Retry enqueued: wb_run returns {queued_for_retry: true, retry_hint: ..., error_kind?: ...}. Wait for retry_success or retry_exhausted messaging notification before reporting back. Do NOT treat queued as success.
Post-write-verify recovered (single-effect): wb_run returns {status: 'ok', post_write_recovery: true, warning: ..., path: ...}. The bridge timed out client-side but the file on disk has the content. No retry needed.
Post-write-verify recovered (multi-effect): same shape additionally with effects_verified: <count>. Every declared effect landed.
Disabled capability auto-recovered: wb_run returns the normal capability response with registry_auto_recovered: true. The capability was in the disabled registry at dispatch time; the gateway or sweep re-probed and restored it before invoking.
Deferred submit: wb_run("llm_submit", ...) returns {operation_id, status: 'queued', hint, queue_reason: 'deferred_submit'}. Check with wb_status(operation_id); messaging ping lands when it completes.
retry_success payload includes the full inner result.
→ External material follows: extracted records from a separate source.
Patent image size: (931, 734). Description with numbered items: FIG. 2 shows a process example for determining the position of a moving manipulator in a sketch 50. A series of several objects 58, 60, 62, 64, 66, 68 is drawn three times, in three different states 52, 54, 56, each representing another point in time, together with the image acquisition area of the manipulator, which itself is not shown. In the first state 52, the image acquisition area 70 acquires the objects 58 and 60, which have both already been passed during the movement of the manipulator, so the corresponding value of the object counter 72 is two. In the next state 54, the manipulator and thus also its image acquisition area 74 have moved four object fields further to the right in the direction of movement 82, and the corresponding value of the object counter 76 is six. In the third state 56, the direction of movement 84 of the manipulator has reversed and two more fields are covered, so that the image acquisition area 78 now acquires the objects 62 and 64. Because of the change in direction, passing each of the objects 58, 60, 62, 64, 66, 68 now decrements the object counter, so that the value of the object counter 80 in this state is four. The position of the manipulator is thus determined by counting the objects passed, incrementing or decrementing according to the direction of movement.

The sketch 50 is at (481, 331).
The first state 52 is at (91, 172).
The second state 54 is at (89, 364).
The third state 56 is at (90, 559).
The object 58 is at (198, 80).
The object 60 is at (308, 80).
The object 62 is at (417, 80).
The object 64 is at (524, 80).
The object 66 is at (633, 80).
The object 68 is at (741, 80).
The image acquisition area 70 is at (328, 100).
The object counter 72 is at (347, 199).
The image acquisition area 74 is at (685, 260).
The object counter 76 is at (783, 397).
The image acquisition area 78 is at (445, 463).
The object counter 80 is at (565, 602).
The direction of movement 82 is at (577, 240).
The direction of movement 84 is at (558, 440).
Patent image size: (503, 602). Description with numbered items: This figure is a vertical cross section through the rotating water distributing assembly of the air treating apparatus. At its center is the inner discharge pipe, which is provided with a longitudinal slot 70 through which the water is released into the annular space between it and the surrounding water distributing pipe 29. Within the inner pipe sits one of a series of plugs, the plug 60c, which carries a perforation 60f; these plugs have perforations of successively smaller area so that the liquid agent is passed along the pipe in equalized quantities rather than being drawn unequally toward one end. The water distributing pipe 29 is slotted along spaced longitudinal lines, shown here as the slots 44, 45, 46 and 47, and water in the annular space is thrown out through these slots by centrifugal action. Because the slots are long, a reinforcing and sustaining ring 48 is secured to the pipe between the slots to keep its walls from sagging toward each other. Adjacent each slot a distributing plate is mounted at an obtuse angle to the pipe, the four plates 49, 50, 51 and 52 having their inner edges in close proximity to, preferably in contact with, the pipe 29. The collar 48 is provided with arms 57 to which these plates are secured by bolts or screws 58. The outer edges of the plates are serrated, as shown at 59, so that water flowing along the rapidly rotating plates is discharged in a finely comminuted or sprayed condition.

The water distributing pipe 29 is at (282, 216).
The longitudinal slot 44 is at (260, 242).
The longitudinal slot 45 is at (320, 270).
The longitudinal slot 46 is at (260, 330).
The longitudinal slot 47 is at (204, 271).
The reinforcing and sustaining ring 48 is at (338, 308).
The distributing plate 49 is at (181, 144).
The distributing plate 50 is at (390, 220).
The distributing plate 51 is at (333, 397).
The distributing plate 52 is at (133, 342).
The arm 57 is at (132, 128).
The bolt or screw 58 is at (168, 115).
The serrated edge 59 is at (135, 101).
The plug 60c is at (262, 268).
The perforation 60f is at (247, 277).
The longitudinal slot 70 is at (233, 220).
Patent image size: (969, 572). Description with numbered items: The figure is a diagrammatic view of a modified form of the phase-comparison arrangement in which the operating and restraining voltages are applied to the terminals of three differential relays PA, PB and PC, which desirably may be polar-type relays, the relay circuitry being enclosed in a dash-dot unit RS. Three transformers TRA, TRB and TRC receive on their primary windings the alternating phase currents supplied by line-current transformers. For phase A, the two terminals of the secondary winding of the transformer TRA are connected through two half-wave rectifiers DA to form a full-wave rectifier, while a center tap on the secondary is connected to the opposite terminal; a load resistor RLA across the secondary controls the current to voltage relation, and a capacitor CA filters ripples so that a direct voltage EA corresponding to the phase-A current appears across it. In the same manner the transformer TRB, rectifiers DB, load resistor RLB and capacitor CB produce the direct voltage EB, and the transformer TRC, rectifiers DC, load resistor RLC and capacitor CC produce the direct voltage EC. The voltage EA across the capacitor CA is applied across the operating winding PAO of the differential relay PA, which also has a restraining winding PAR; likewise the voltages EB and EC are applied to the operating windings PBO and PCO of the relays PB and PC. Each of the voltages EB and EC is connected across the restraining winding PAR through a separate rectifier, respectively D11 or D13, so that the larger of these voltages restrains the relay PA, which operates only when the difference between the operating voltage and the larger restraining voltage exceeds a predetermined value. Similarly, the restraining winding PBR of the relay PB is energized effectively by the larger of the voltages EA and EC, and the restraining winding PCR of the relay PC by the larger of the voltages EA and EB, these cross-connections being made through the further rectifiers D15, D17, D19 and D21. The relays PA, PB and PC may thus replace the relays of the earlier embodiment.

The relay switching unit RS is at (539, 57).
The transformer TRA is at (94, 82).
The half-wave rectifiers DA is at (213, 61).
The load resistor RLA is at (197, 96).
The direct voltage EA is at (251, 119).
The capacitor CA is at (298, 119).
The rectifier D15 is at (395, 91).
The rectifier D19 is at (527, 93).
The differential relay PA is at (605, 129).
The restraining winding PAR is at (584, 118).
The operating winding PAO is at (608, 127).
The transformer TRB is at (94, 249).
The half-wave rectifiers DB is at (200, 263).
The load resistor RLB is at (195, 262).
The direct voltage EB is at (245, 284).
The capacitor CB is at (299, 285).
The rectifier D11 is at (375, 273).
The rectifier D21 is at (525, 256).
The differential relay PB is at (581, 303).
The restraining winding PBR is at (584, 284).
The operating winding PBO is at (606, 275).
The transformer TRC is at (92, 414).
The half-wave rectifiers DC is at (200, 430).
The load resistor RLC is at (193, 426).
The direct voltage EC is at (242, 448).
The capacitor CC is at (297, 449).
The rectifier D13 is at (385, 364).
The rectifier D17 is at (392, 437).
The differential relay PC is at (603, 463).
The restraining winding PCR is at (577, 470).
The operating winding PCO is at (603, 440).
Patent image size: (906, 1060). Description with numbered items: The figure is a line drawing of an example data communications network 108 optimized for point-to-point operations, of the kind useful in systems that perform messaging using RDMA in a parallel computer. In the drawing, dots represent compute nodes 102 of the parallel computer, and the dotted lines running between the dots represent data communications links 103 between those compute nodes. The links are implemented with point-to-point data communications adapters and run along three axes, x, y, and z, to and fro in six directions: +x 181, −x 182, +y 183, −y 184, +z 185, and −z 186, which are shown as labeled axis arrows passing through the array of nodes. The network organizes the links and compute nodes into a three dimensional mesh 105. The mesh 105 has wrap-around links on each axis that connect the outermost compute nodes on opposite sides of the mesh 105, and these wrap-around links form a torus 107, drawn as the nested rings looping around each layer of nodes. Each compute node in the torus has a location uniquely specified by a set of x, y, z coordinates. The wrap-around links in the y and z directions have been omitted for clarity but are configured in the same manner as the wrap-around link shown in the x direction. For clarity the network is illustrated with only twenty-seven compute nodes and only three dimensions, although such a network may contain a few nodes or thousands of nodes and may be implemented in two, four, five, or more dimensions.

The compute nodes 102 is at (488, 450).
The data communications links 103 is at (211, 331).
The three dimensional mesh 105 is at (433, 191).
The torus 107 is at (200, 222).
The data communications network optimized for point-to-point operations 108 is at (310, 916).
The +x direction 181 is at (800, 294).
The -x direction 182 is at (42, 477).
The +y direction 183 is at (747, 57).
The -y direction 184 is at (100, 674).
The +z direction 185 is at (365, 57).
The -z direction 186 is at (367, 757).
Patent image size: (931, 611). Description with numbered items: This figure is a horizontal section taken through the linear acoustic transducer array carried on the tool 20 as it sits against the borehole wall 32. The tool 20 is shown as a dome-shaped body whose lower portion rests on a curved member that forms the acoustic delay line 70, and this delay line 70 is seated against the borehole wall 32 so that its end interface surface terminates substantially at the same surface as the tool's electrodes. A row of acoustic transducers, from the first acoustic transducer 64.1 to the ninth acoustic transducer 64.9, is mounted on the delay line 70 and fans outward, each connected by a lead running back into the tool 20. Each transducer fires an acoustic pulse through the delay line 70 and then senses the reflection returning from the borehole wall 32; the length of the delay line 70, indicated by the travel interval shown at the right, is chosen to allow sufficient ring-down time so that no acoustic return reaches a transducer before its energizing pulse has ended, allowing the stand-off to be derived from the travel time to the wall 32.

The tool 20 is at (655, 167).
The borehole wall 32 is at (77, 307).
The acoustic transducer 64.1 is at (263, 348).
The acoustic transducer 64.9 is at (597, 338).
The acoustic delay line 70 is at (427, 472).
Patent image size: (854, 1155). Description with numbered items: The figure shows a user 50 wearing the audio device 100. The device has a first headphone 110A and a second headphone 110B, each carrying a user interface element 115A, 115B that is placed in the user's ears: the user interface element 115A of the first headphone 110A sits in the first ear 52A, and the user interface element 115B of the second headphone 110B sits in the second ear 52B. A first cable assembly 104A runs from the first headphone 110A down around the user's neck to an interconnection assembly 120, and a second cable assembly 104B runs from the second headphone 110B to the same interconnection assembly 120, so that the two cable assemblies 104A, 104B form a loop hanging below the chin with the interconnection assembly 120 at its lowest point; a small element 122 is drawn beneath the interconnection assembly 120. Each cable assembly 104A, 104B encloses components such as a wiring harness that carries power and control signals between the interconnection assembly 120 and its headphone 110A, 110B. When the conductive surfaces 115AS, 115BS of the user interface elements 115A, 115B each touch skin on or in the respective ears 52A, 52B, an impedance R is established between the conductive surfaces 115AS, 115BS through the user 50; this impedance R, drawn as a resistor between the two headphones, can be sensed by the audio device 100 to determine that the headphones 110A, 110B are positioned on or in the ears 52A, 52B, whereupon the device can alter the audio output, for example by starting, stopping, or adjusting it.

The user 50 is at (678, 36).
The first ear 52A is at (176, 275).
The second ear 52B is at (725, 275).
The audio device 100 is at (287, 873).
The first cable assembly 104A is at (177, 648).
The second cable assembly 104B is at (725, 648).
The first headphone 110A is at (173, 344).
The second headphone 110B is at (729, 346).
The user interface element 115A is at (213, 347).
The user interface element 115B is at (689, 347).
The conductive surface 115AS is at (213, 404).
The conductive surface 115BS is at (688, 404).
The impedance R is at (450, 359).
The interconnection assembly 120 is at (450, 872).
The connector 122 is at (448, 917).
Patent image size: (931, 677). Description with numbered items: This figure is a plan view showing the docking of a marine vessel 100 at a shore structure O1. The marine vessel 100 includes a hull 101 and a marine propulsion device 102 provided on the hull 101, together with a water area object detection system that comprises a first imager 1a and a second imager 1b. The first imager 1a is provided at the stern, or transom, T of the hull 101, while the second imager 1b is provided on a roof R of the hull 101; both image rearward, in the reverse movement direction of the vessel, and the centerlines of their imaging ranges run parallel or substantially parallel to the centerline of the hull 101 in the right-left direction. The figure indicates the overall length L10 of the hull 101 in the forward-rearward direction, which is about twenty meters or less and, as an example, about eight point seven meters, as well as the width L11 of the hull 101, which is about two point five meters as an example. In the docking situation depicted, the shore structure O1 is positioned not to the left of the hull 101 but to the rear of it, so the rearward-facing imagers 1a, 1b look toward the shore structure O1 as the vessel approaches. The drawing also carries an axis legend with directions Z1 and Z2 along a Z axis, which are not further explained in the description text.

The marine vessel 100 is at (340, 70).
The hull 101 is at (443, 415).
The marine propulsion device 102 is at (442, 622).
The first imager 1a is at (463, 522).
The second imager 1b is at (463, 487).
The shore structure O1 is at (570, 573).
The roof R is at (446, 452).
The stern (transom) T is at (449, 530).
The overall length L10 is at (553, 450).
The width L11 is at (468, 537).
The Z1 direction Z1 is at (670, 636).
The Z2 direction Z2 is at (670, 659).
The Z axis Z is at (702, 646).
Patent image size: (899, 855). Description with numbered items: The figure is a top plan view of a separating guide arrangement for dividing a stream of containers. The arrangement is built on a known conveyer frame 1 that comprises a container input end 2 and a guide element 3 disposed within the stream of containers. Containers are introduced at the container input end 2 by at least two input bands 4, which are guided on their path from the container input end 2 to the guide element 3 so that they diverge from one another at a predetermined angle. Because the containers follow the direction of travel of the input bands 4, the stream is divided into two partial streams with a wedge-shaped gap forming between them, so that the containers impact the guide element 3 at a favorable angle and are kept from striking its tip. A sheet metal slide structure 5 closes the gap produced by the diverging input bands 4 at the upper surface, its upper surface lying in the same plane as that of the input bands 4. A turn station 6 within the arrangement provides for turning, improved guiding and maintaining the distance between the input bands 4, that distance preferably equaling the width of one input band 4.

For multi-effect capabilities, inspect result.verified per-effect to confirm every effect landed; the sweep already re-enqueued any partial state, so a retry_success you receive should show all effects verified.

Configuration¶

config.yaml → sidecar.retry_queue: enabled, max_retries (default 5), default_backoff ('adaptive'), max_retry_age_minutes (30).

Key files¶

work_buddy/errors.py — error classification (typed-exception fast-path + legacy patterns)
work_buddy/obsidian/errors.py — typed Obsidian exception hierarchy (post-CP1)
work_buddy/obsidian/post_write_verify.py — post-write-uncertain recovery (single- and multi-effect)
work_buddy/obsidian/effects.py — EffectSpec schema for the multi-effect manifest
work_buddy/sidecar/retry_sweep.py — RetrySweep class (queue handling, disabled-cap recovery, effects-aware pre-verify, wrapper-aware inner-manifest resolution, verified-dict inspection)
work_buddy/recovery.py — recheck_disabled_capability / recheck_tool (per-capability re-probe)
work_buddy/mcp_server/tools/gateway.py — _enqueue_for_retry(), _is_queued() helper, operation record writes (with error_kind post-CP4), effects-aware PWU handler with the same wrapper-aware fallback
work_buddy/llm/submit.py — llm_submit() async submission
work_buddy/agent_session.py — set_originating_session / get_originating_session contextvar
work_buddy/llm/cost.py — _cost_log_path() honors originating-session override
work_buddy/sidecar/daemon.py — sweep wired into the dispatch loop
work_buddy/workflow.py — TaskStatus.RETRY_PENDING
work_buddy/mcp_server/conductor.py — resume_after_retry(), fail_after_retry_exhaustion()
work_buddy/consent.py — ConsentCache cross-session lookup

Observability¶

wb_status() includes retry_queue summary (queued count, next_retry_at). _list_recent_operations() shows 'queued_retry' / 'queued_deferred_submit' / 'queued_scheduled_job' statuses with retry_at and max_retries. error_kind on op records lets you grep for specific failure categories across history.